Comment 1: How were polymicrobial infections differentiated from contamination? This is especially important since this type of infection was more prevalent among children, where the samples are more difficult to collect properly.

Response: Thank you for your question. As this study is observational and based on retrospective hospital data, we unfortunately do not have the information on how the hospital differentiated polymicrobial infections from contamination. The hospital documented these samples as having polymicrobial growth. In section 4.3 of the discussion, we indicated that polymicrobial growth was more prevalent among children, which is possibly due to the difficulty in properly collecting urine samples from this population, increasing the risk of contamination.

Comment 2: I understand that amikacin had the highest sensitivity rates, my remark pointed out that aminoglycosides alone are not indicated in treatment unless no other option is available. Thus, I suggest the authors propose a proper combination of antibiotics, based on the local susceptibility profile.

Response: We appreciate your comment.  We would like to reiterate that our study is observational, and we do not have the actual data available on the antibiotics that were prescribed. Therefore, we are sorry but not able to provide this information.

Comment 3: Regarding the G+/—microorganism tested, I only pointed this out because important antibiotics, such as vancomycin, carbapenems, or ampicillin, are missing. This is important since the AMR levels identified are high.

Response: Many thanks for the comment.  As we have already articulated in the manuscript the details are what we were provided with. This is because not all antibiotics were tested in the assays from all of the cultures.  That is to say some initial triaging in the microbiology labs were undertaken.

Comment 4: When asking about risk factors for AMR, I was referring more to the ones identified in your study, not a brief review of some factors identified in other studies.
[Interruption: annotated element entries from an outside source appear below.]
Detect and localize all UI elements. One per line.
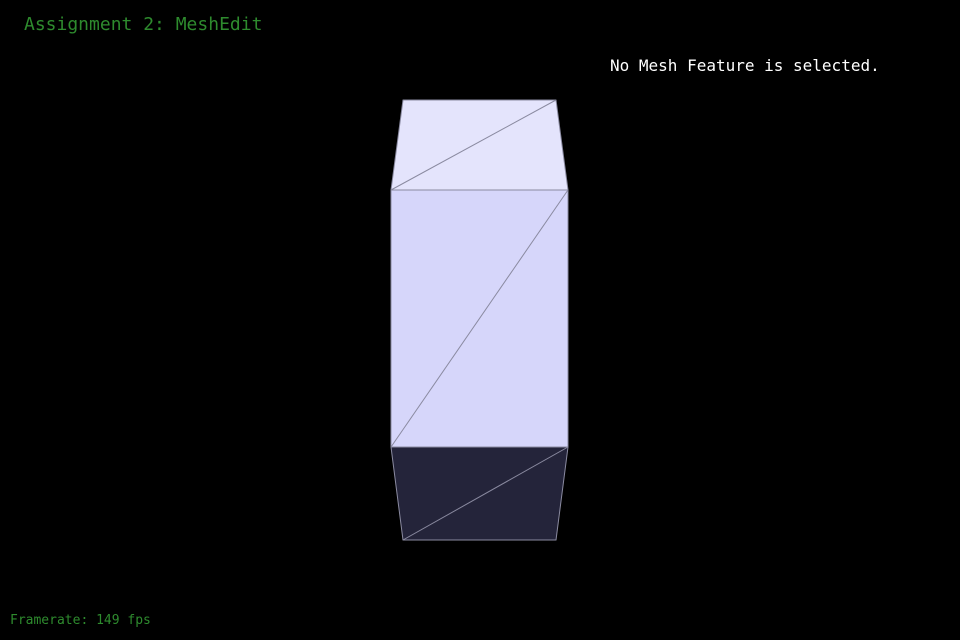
mesh-face-top[interactable] xyxy=(390,99,569,191)
app-title: Assignment 2: MeshEdit xyxy=(24,14,263,35)
mesh-viewport[interactable] xyxy=(0,0,960,640)
framerate-readout: Framerate: 149 fps xyxy=(10,613,151,628)
selection-status: No Mesh Feature is selected. xyxy=(610,56,880,75)
mesh-face-bottom[interactable] xyxy=(390,446,569,541)
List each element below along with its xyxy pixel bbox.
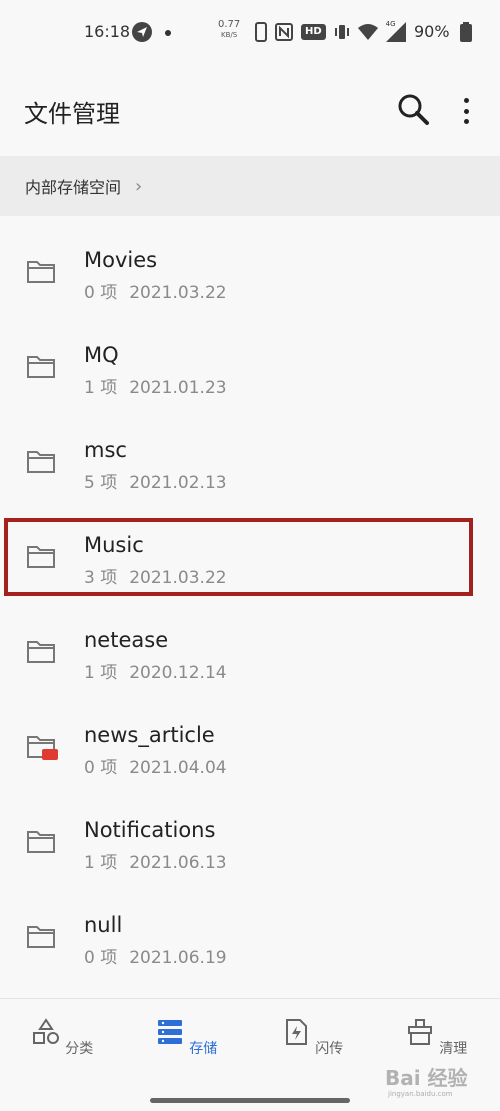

Response: Many thanks. The risk factors mentioned in the previous version were indeed those identified in our study. The references provided were included to either demonstrate that similar risk factors have been also identified in other studies, or to support key facts about antibiotic use in Bangladesh (the geographical location where our study was conducted). In the revised manuscript, we have specifically highlighted the risk factors identified in our study from lines 405–417. The references in lines 410 and 414, provide supporting information, such as the prevalence of unlicensed stores dispensing antibiotics for mild ailments in Bangladesh and the frequent prescription of cephalosporins in the region.

Comment 5: When reporting antibiotic resistance rates, the EUCAST table with the intrinsic resistance for each microorganism should be consulted.
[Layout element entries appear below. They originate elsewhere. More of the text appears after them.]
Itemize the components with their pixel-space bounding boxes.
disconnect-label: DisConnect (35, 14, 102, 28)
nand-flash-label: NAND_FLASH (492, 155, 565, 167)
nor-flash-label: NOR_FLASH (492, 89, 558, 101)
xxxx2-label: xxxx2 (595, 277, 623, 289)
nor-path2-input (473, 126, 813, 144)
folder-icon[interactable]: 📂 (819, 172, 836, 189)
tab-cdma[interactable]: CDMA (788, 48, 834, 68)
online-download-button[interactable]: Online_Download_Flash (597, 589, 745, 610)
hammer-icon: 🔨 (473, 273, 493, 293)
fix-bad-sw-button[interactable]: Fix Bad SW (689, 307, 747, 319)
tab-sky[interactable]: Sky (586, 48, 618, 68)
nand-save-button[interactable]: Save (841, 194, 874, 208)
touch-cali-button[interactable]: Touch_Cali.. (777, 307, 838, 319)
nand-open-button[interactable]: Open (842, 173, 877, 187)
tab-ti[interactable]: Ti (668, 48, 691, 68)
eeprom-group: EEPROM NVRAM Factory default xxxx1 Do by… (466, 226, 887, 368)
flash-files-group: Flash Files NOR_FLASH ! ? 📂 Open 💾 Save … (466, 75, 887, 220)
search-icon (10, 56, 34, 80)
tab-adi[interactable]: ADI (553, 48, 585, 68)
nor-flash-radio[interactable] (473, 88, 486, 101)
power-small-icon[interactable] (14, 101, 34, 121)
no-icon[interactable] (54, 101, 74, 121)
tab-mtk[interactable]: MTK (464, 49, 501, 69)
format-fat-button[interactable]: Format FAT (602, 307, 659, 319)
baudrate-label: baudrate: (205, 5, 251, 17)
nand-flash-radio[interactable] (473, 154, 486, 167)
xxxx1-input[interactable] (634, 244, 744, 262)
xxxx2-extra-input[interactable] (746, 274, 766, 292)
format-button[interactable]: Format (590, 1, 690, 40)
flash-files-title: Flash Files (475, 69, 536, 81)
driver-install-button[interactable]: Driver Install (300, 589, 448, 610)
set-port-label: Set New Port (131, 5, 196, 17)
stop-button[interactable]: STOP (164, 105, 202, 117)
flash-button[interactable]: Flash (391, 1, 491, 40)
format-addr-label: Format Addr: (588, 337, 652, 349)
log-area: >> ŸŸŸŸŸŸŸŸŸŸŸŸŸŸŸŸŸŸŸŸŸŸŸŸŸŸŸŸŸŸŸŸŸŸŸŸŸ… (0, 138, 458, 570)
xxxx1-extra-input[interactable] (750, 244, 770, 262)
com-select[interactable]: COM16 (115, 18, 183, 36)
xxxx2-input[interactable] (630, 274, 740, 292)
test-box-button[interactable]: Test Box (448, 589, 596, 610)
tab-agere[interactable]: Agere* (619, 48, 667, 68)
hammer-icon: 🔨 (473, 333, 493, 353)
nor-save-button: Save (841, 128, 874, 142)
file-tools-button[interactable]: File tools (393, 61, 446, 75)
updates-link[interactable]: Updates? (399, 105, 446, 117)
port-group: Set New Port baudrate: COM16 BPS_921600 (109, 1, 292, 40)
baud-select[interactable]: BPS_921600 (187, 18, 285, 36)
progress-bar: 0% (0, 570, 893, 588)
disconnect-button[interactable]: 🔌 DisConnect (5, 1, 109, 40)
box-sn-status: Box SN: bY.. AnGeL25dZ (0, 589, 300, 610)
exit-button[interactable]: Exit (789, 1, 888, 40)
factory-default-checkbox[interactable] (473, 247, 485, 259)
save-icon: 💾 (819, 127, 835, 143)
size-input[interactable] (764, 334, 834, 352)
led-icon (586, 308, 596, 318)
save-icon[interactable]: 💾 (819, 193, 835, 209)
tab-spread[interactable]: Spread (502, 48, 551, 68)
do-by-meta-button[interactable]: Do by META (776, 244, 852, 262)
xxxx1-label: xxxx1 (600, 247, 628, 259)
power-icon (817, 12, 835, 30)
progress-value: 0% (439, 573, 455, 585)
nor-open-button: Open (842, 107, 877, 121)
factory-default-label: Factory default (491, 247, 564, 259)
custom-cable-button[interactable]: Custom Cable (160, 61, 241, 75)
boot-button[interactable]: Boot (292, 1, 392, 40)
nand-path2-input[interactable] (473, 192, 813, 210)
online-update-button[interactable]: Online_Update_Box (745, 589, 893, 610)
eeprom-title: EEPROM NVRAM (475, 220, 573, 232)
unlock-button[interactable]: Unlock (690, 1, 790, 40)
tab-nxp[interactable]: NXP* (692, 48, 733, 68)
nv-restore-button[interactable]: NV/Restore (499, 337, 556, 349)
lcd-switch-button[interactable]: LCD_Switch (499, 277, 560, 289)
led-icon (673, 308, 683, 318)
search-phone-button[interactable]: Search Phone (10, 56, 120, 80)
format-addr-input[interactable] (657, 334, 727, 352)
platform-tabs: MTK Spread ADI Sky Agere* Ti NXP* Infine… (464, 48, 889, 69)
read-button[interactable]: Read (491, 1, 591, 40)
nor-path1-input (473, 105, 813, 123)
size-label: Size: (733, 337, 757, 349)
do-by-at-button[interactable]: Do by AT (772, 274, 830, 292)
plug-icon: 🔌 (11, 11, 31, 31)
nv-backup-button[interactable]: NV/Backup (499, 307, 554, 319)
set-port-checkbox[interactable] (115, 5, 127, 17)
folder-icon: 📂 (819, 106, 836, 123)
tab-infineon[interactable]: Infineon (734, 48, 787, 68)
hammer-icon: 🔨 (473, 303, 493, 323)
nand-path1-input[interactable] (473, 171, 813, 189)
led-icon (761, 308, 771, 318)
Response: Thank you for your comment. We can confirm that the data we have used followed EUCAST guidelines.

Comment 6: Moving the table with low resolution in the supplementary data does not solve this issue.
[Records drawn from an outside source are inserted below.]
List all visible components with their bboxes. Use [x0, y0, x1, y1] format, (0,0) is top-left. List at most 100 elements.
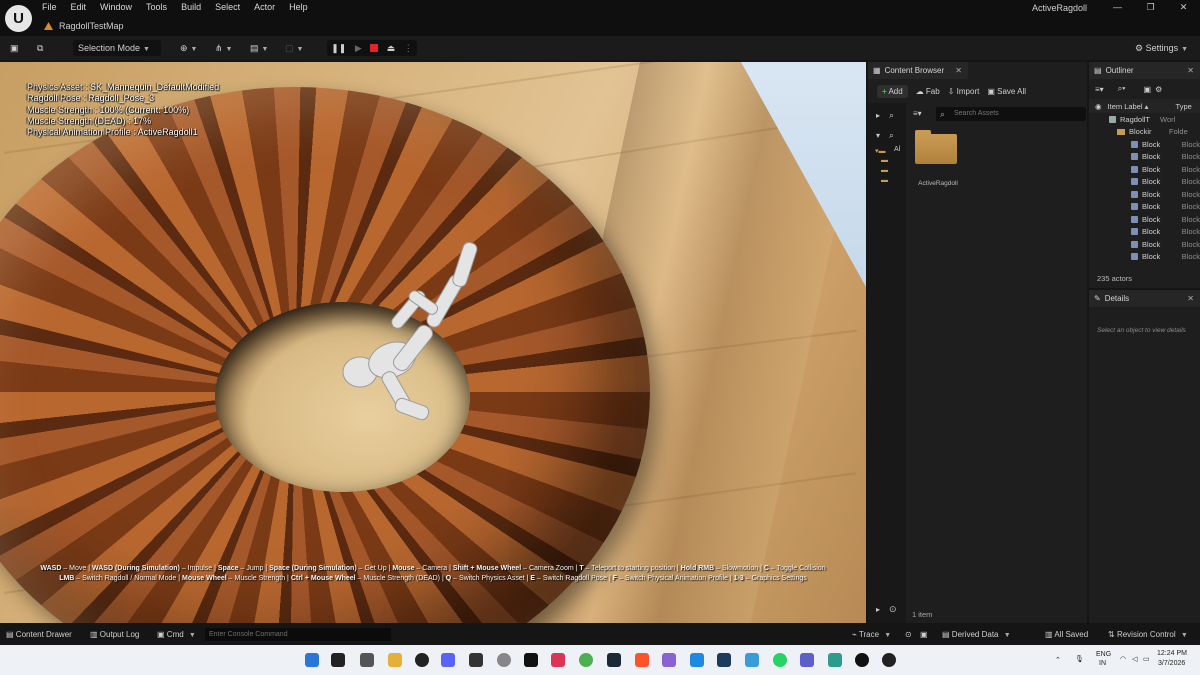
expand-icon[interactable]: ▸	[876, 111, 880, 120]
menu-file[interactable]: File	[35, 0, 64, 14]
vscode-icon[interactable]	[690, 653, 704, 667]
media-player-icon[interactable]	[415, 653, 429, 667]
app-icon[interactable]	[882, 653, 896, 667]
close-icon[interactable]: ✕	[955, 66, 962, 75]
app-icon[interactable]	[551, 653, 565, 667]
clock-time[interactable]: 12:24 PM	[1157, 650, 1187, 657]
outliner-row[interactable]: RagdollT Worl	[1089, 113, 1200, 126]
menu-actor[interactable]: Actor	[247, 0, 282, 14]
volume-icon[interactable]: ◁	[1132, 655, 1137, 663]
wifi-icon[interactable]: ◠	[1120, 655, 1126, 663]
teams-icon[interactable]	[800, 653, 814, 667]
menu-select[interactable]: Select	[208, 0, 247, 14]
derived-data-dropdown[interactable]: ▤ Derived Data ▼	[942, 630, 1011, 639]
settings-app-icon[interactable]	[497, 653, 511, 667]
more-icon[interactable]: ⋮	[404, 40, 413, 56]
outliner-row[interactable]: Block Block	[1089, 151, 1200, 164]
app-icon[interactable]	[745, 653, 759, 667]
snipping-tool-icon[interactable]	[360, 653, 374, 667]
visual-studio-icon[interactable]	[662, 653, 676, 667]
tree-folder-icon[interactable]: ▬	[881, 157, 888, 164]
import-button[interactable]: ⇩ Import	[948, 87, 980, 96]
search-icon[interactable]: ⌕	[889, 130, 894, 141]
content-browser-tab[interactable]: ▦ Content Browser ✕	[868, 62, 968, 79]
platforms-icon[interactable]: ▢ ▼	[285, 40, 303, 56]
level-viewport[interactable]: Physics Asset : SK_Mannequin_DefaultModi…	[0, 62, 866, 623]
expand-icon[interactable]: ▸	[876, 605, 880, 614]
revision-control-dropdown[interactable]: ⇅ Revision Control ▼	[1108, 630, 1188, 639]
outliner-row[interactable]: Block Block	[1089, 213, 1200, 226]
browse-icon[interactable]: ⧉	[37, 40, 43, 56]
outliner-tab[interactable]: ▤ Outliner ✕	[1089, 62, 1200, 79]
tree-folder-icon[interactable]: ▬	[881, 167, 888, 174]
outliner-row[interactable]: Block Block	[1089, 138, 1200, 151]
close-icon[interactable]: ✕	[1187, 66, 1194, 75]
type-column[interactable]: Type	[1176, 102, 1192, 111]
eject-icon[interactable]: ⏏	[387, 40, 396, 56]
outliner-row[interactable]: Block Block	[1089, 176, 1200, 189]
tree-folder-icon[interactable]: ▾▬	[875, 147, 886, 155]
filter-icon[interactable]: ≡▾	[913, 109, 922, 118]
details-tab[interactable]: ✎ Details ✕	[1089, 290, 1200, 307]
unreal-engine-icon[interactable]	[855, 653, 869, 667]
blueprint-icon[interactable]: ⋔ ▼	[215, 40, 232, 56]
step-icon[interactable]: ▶	[355, 40, 362, 56]
add-actor-icon[interactable]: ⊕ ▼	[180, 40, 197, 56]
battery-icon[interactable]: ▭	[1143, 655, 1150, 663]
output-log-button[interactable]: ▥ Output Log	[90, 630, 139, 639]
steam-icon[interactable]	[607, 653, 621, 667]
chevron-up-icon[interactable]: ⌃	[1055, 656, 1061, 664]
outliner-row[interactable]: Block Block	[1089, 201, 1200, 214]
pause-icon[interactable]: ❚❚	[331, 40, 346, 56]
tree-folder-icon[interactable]: ▬	[881, 177, 888, 184]
unreal-logo-icon[interactable]: U	[5, 5, 32, 32]
chrome-icon[interactable]	[579, 653, 593, 667]
close-window-button[interactable]: ✕	[1167, 0, 1200, 14]
trace-dropdown[interactable]: ⌁ Trace ▼	[852, 630, 891, 639]
app-icon[interactable]	[524, 653, 538, 667]
menu-tools[interactable]: Tools	[139, 0, 174, 14]
discord-icon[interactable]	[441, 653, 455, 667]
brave-icon[interactable]	[635, 653, 649, 667]
app-icon[interactable]	[717, 653, 731, 667]
gear-icon[interactable]: ⚙	[1155, 85, 1162, 94]
add-button[interactable]: + Add	[877, 84, 908, 98]
language-label[interactable]: ENG	[1096, 651, 1111, 658]
screenshot-icon[interactable]: ▣	[920, 630, 928, 639]
outliner-row[interactable]: Block Block	[1089, 238, 1200, 251]
collapse-icon[interactable]: ▾	[876, 131, 880, 140]
stop-icon[interactable]	[370, 44, 379, 52]
record-icon[interactable]: ⊙	[905, 630, 912, 639]
menu-build[interactable]: Build	[174, 0, 208, 14]
maximize-button[interactable]: ❐	[1134, 0, 1167, 14]
search-assets-input[interactable]: ⌕ Search Assets	[936, 107, 1086, 121]
menu-window[interactable]: Window	[93, 0, 139, 14]
tree-root-label[interactable]: Al	[894, 146, 900, 153]
settings-icon[interactable]: ⊙	[889, 604, 897, 615]
terminal-icon[interactable]	[469, 653, 483, 667]
file-explorer-icon[interactable]	[388, 653, 402, 667]
map-tab[interactable]: RagdollTestMap	[44, 18, 124, 34]
outliner-row[interactable]: Block Block	[1089, 163, 1200, 176]
menu-edit[interactable]: Edit	[64, 0, 94, 14]
search-icon[interactable]: ⌕	[889, 110, 894, 121]
save-all-button[interactable]: ▣ Save All	[987, 87, 1026, 96]
folder-icon[interactable]	[915, 134, 957, 164]
all-saved-button[interactable]: ▥ All Saved	[1045, 630, 1088, 639]
item-label-column[interactable]: Item Label ▴	[1108, 102, 1168, 111]
outliner-row[interactable]: Block Block	[1089, 188, 1200, 201]
cinematics-icon[interactable]: ▤ ▼	[250, 40, 268, 56]
outliner-row[interactable]: Block Block	[1089, 251, 1200, 264]
selection-mode-dropdown[interactable]: Selection Mode ▼	[73, 40, 161, 56]
content-drawer-button[interactable]: ▤ Content Drawer	[6, 630, 72, 639]
save-icon[interactable]: ▣	[10, 40, 19, 56]
microphone-icon[interactable]: 🎙	[1075, 655, 1084, 663]
menu-help[interactable]: Help	[282, 0, 315, 14]
fab-button[interactable]: ☁ Fab	[916, 87, 940, 96]
close-icon[interactable]: ✕	[1187, 294, 1194, 303]
search-icon[interactable]: ⌕▾	[1118, 84, 1126, 94]
outliner-row[interactable]: Block Block	[1089, 226, 1200, 239]
outliner-row[interactable]: Blockir Folde	[1089, 126, 1200, 139]
whatsapp-icon[interactable]	[773, 653, 787, 667]
visibility-icon[interactable]: ◉	[1095, 102, 1102, 111]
Response: Thank you for your comment. Following an earlier suggestion (that Figure 3 and this table present the same information) we moved the table to the supplementary material. However, we understand that resolution remained to be an issue. We have now ensured that the Table S2.  is included in a higher resolution within the supplementary material.

Comment 7: The study's limitation should acknowledge the lack of data on urinary catheterized patients. This means that colonizations /asymptomatic bacteriuria, not only infections, were also included in the analysis.

Response: Thank you for your comment. We agree that the lack of detailed data on catheterization is an important limitation of the study, and we have previously acknowledged the absence of data on catheterization status of the patients in our limitation section. However, we have now ensured that this point is more explicitly stated to clarify the potential influence of this limitation in line 428-429.